Another key component of Sherlock is the interconnect network that links all of Sherlock's compute nodes together and act as a backbone for the whole cluster. This network fabric is of finite capacity, and based on the individual networking switches characteristics and the typical research computing workflows, it can accommodate up to about 850 compute nodes.
As nodes get added to Sherlock, the number of available ports decreases, and at some point, the fabric gets full and no more nodes can be added. Sherlock reached that stage for the first time in late 2016, which prompted the installation of a whole new fabric, to allow for further system expansion.
This kind of evolution is the perfect opportunity to upgrade other components too: management software, ancillary services architecture and user applications. In January 2017, those components were completely overhauled and a new, completely separate cluster was kick-started, using using a different set of hardware and software, while conserving the same storage infrastructure, to ease the transition process.
After a transition period, the older Sherlock hardware, compute and login nodes, have been be merged in the new cluster, and from a logical perspective (connection, job scheduling and computing resources), nodes attached to each of the fabrics have been reunited to form a single cluster again.
As Sherlock continues to evolve and grow, the new fabric will also approach capacity again, and the same process will happen again to start the next generation of Sherlock.
Maintenances and upgrades#
The SRCC institutes a monthly scheduled maintenance window on Sherlock, to ensure optimal operation, avoid potential issues and prepare for future expansions. This window will be used to make hardware repairs, software and firmware updates, and perform general manufacturer recommended maintenance on our environment.
As often as possible, maintenances will take place on the first Tuesday of every month, from 8am to 12am, and will be announced 2 weeks in advance, through the usual communication channels.
In case an exceptional amount of work is required, the maintenance window could be extended to 10 hours (from 8am to 6pm).
During these times, access to Sherlock will be unavailable, login will be disabled and jobs won't run. A reservation will be placed in the scheduler so running jobs can finish before the maintenance, and jobs that wouldn't finish by the maintenance window would be pushed after it.
Q: Why doing maintenances at all?
A: Due to growth in our compute environment and the increasing complexity of the systems we deploy, we felt it prudent to arrange for a regular time when we could comfortably and without pressure fix problems or update facilities with minimal impact to our customers. Most, if not all, major HPC centers have regular maintenance schedules. We also need to enforce the Minimum Security rules edicted by the Stanford Information Security Office, which mandate deployment of security patches in a timely manner.

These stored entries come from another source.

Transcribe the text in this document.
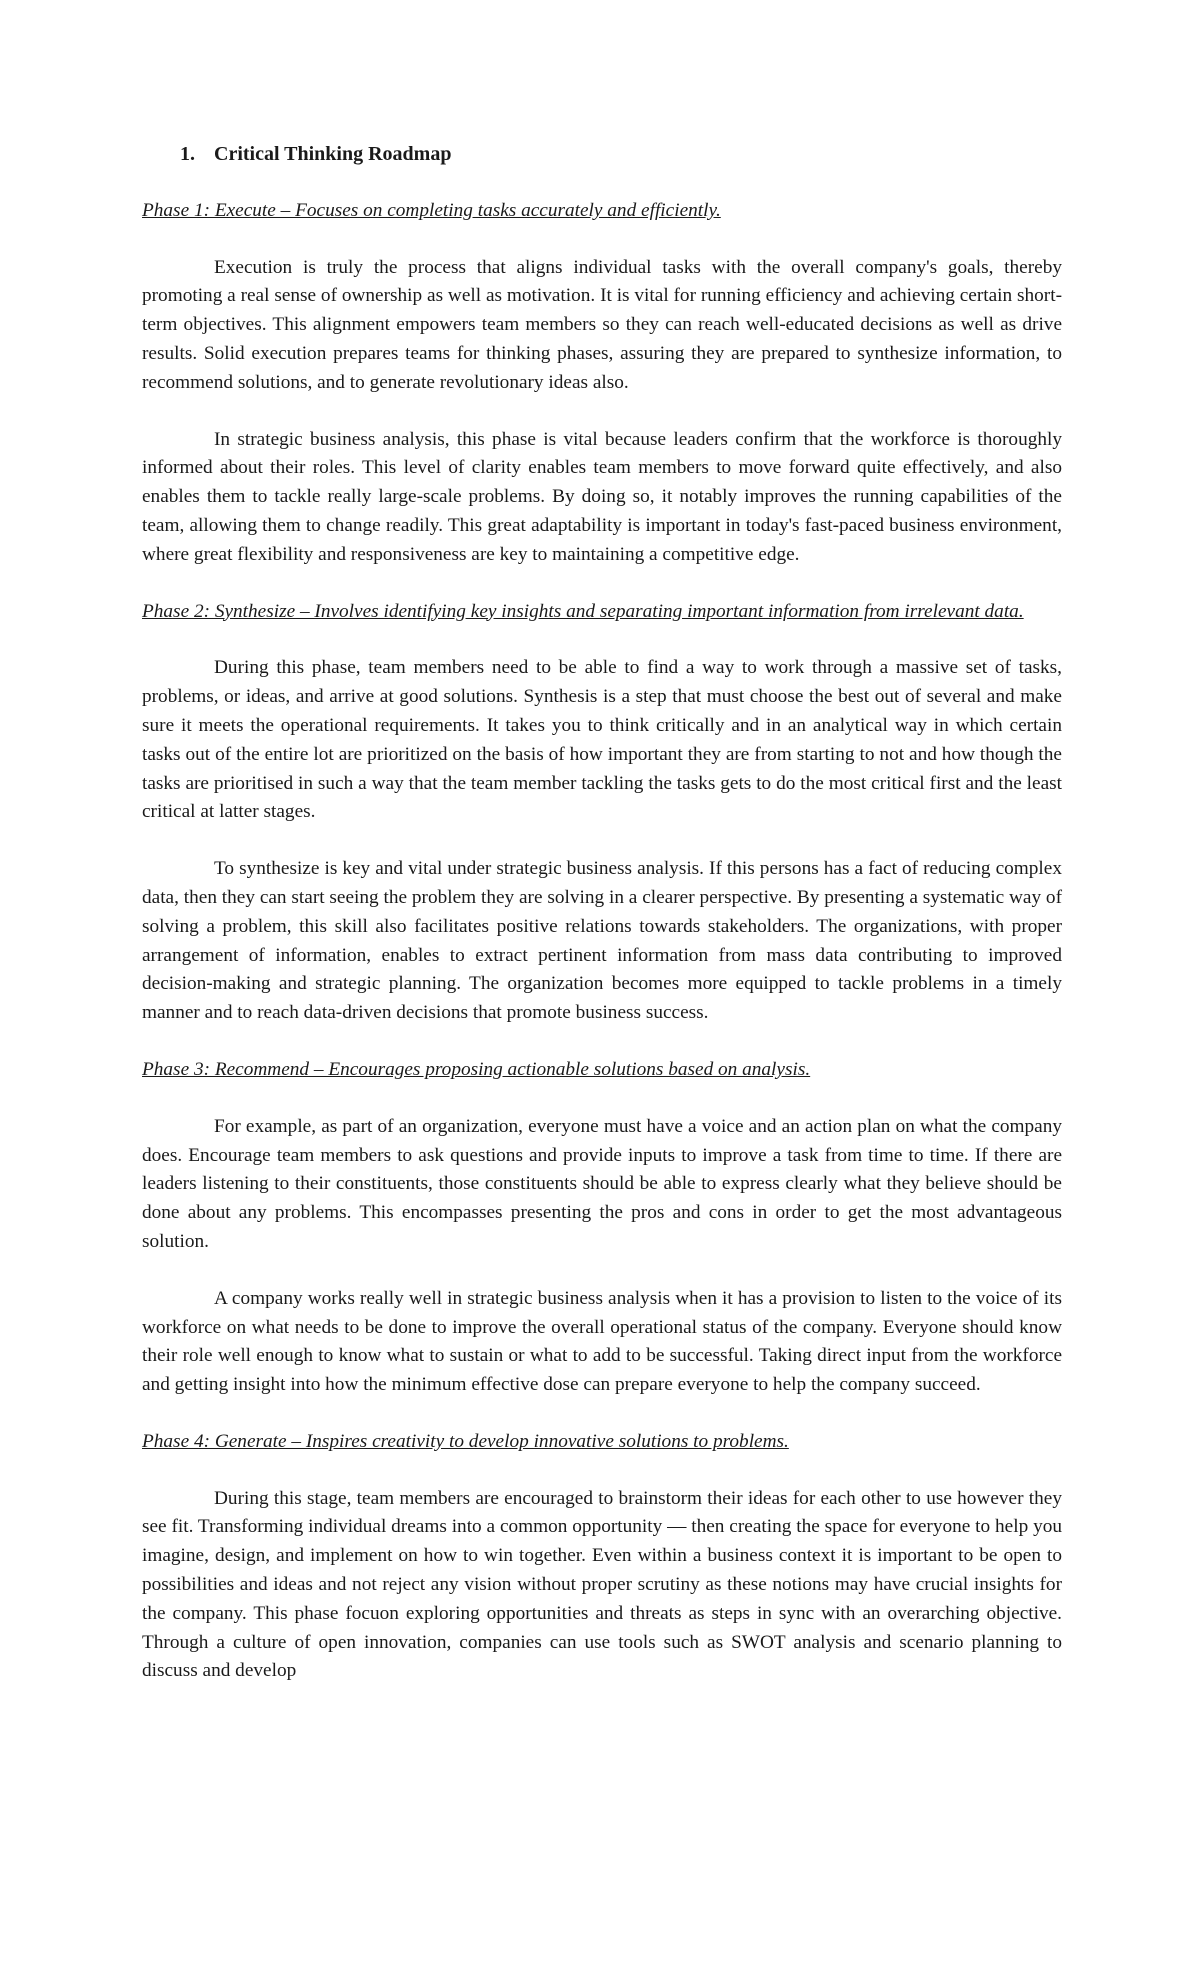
1. Critical Thinking Roadmap
Phase 1: Execute – Focuses on completing tasks accurately and efficiently.

Execution is truly the process that aligns individual tasks with the overall company's goals, thereby promoting a real sense of ownership as well as motivation. It is vital for running efficiency and achieving certain short-term objectives. This alignment empowers team members so they can reach well-educated decisions as well as drive results. Solid execution prepares teams for thinking phases, assuring they are prepared to synthesize information, to recommend solutions, and to generate revolutionary ideas also.

In strategic business analysis, this phase is vital because leaders confirm that the workforce is thoroughly informed about their roles. This level of clarity enables team members to move forward quite effectively, and also enables them to tackle really large-scale problems. By doing so, it notably improves the running capabilities of the team, allowing them to change readily. This great adaptability is important in today's fast-paced business environment, where great flexibility and responsiveness are key to maintaining a competitive edge.

Phase 2: Synthesize – Involves identifying key insights and separating important information from irrelevant data.

During this phase, team members need to be able to find a way to work through a massive set of tasks, problems, or ideas, and arrive at good solutions. Synthesis is a step that must choose the best out of several and make sure it meets the operational requirements. It takes you to think critically and in an analytical way in which certain tasks out of the entire lot are prioritized on the basis of how important they are from starting to not and how though the tasks are prioritised in such a way that the team member tackling the tasks gets to do the most critical first and the least critical at latter stages.

To synthesize is key and vital under strategic business analysis. If this persons has a fact of reducing complex data, then they can start seeing the problem they are solving in a clearer perspective. By presenting a systematic way of solving a problem, this skill also facilitates positive relations towards stakeholders. The organizations, with proper arrangement of information, enables to extract pertinent information from mass data contributing to improved decision-making and strategic planning. The organization becomes more equipped to tackle problems in a timely manner and to reach data-driven decisions that promote business success.

Phase 3: Recommend – Encourages proposing actionable solutions based on analysis.

For example, as part of an organization, everyone must have a voice and an action plan on what the company does. Encourage team members to ask questions and provide inputs to improve a task from time to time. If there are leaders listening to their constituents, those constituents should be able to express clearly what they believe should be done about any problems. This encompasses presenting the pros and cons in order to get the most advantageous solution.

A company works really well in strategic business analysis when it has a provision to listen to the voice of its workforce on what needs to be done to improve the overall operational status of the company. Everyone should know their role well enough to know what to sustain or what to add to be successful. Taking direct input from the workforce and getting insight into how the minimum effective dose can prepare everyone to help the company succeed.

Phase 4: Generate – Inspires creativity to develop innovative solutions to problems.

During this stage, team members are encouraged to brainstorm their ideas for each other to use however they see fit. Transforming individual dreams into a common opportunity — then creating the space for everyone to help you imagine, design, and implement on how to win together. Even within a business context it is important to be open to possibilities and ideas and not reject any vision without proper scrutiny as these notions may have crucial insights for the company. This phase focuon exploring opportunities and threats as steps in sync with an overarching objective. Through a culture of open innovation, companies can use tools such as SWOT analysis and scenario planning to discuss and develop
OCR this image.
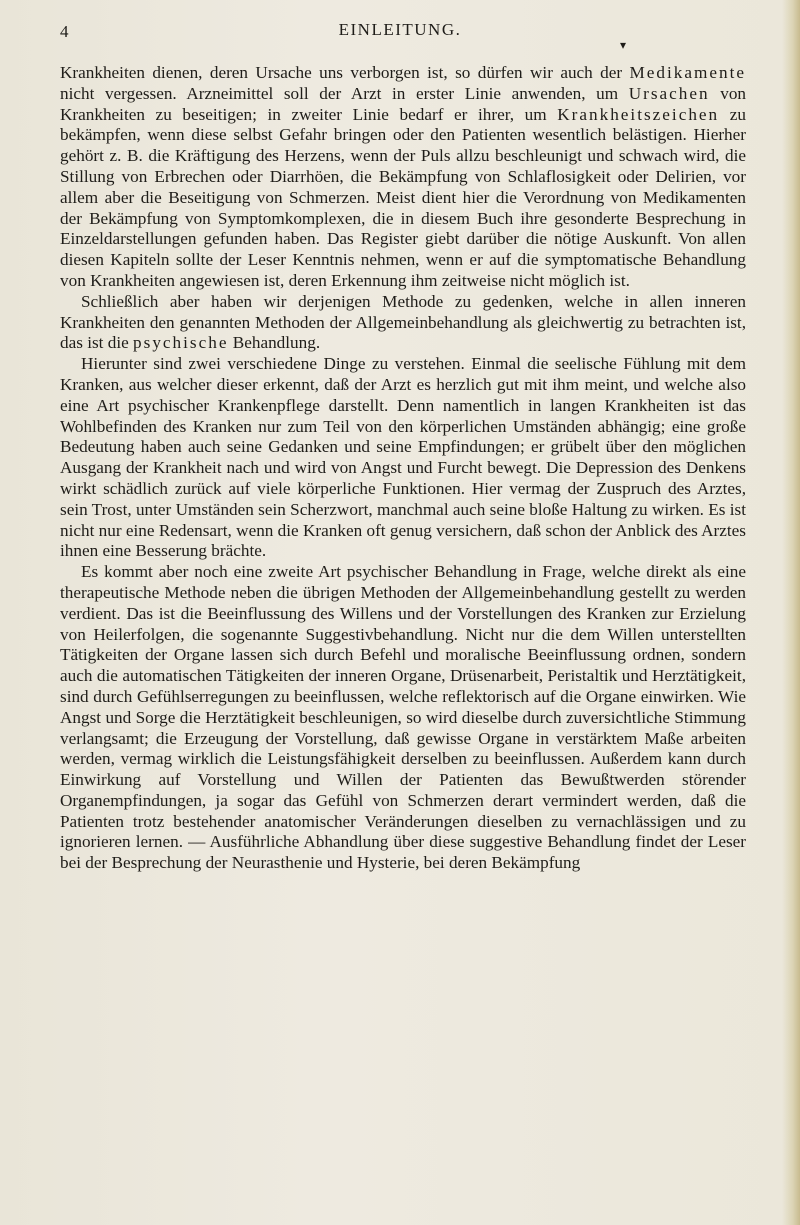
4	EINLEITUNG.
▾

Krankheiten dienen, deren Ursache uns verborgen ist, so dürfen wir auch der Medikamente nicht vergessen. Arzneimittel soll der Arzt in erster Linie anwenden, um Ursachen von Krankheiten zu beseitigen; in zweiter Linie bedarf er ihrer, um Krankheitszeichen zu bekämpfen, wenn diese selbst Gefahr bringen oder den Patienten wesentlich belästigen. Hierher gehört z. B. die Kräftigung des Herzens, wenn der Puls allzu beschleunigt und schwach wird, die Stillung von Erbrechen oder Diarrhöen, die Bekämpfung von Schlaflosigkeit oder Delirien, vor allem aber die Beseitigung von Schmerzen. Meist dient hier die Verordnung von Medikamenten der Bekämpfung von Symptomkomplexen, die in diesem Buch ihre gesonderte Besprechung in Einzeldarstellungen gefunden haben. Das Register giebt darüber die nötige Auskunft. Von allen diesen Kapiteln sollte der Leser Kenntnis nehmen, wenn er auf die symptomatische Behandlung von Krankheiten angewiesen ist, deren Erkennung ihm zeitweise nicht möglich ist.

Schließlich aber haben wir derjenigen Methode zu gedenken, welche in allen inneren Krankheiten den genannten Methoden der Allgemeinbehandlung als gleichwertig zu betrachten ist, das ist die psychische Behandlung.

Hierunter sind zwei verschiedene Dinge zu verstehen. Einmal die seelische Fühlung mit dem Kranken, aus welcher dieser erkennt, daß der Arzt es herzlich gut mit ihm meint, und welche also eine Art psychischer Krankenpflege darstellt. Denn namentlich in langen Krankheiten ist das Wohlbefinden des Kranken nur zum Teil von den körperlichen Umständen abhängig; eine große Bedeutung haben auch seine Gedanken und seine Empfindungen; er grübelt über den möglichen Ausgang der Krankheit nach und wird von Angst und Furcht bewegt. Die Depression des Denkens wirkt schädlich zurück auf viele körperliche Funktionen. Hier vermag der Zuspruch des Arztes, sein Trost, unter Umständen sein Scherzwort, manchmal auch seine bloße Haltung zu wirken. Es ist nicht nur eine Redensart, wenn die Kranken oft genug versichern, daß schon der Anblick des Arztes ihnen eine Besserung brächte.

Es kommt aber noch eine zweite Art psychischer Behandlung in Frage, welche direkt als eine therapeutische Methode neben die übrigen Methoden der Allgemeinbehandlung gestellt zu werden verdient. Das ist die Beeinflussung des Willens und der Vorstellungen des Kranken zur Erzielung von Heilerfolgen, die sogenannte Suggestivbehandlung. Nicht nur die dem Willen unterstellten Tätigkeiten der Organe lassen sich durch Befehl und moralische Beeinflussung ordnen, sondern auch die automatischen Tätigkeiten der inneren Organe, Drüsenarbeit, Peristaltik und Herztätigkeit, sind durch Gefühlserregungen zu beeinflussen, welche reflektorisch auf die Organe einwirken. Wie Angst und Sorge die Herztätigkeit beschleunigen, so wird dieselbe durch zuversichtliche Stimmung verlangsamt; die Erzeugung der Vorstellung, daß gewisse Organe in verstärktem Maße arbeiten werden, vermag wirklich die Leistungsfähigkeit derselben zu beeinflussen. Außerdem kann durch Einwirkung auf Vorstellung und Willen der Patienten das Bewußtwerden störender Organempfindungen, ja sogar das Gefühl von Schmerzen derart vermindert werden, daß die Patienten trotz bestehender anatomischer Veränderungen dieselben zu vernachlässigen und zu ignorieren lernen. — Ausführliche Abhandlung über diese suggestive Behandlung findet der Leser bei der Besprechung der Neurasthenie und Hysterie, bei deren Bekämpfung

Q: Why Tuesdays 8am-12am? Why not do this late at night?
A: We have observed that the least busy time for our services is at the beginning of the week in the morning hours. Using this time period should not interrupt most of our users. If the remote possibility of a problem that extends past the scheduled downtime occurs, we would have our full staff fresh and available to assist in repairs and quickly restore service.
Q: I have jobs running, what will happen to them?
A: For long-running jobs, we strongly recommend checkpointing your results on a periodic basis. Besides, we will place a reservation in the scheduler for each maintenance that would prevent jobs to run past it. This means that the scheduler will only allow jobs to run if they can finish by the time the maintenance starts. If you submit a long job soon before the maintenance, it will be delayed until after the maintenance. That will ensure that no work is lost when the maintence starts.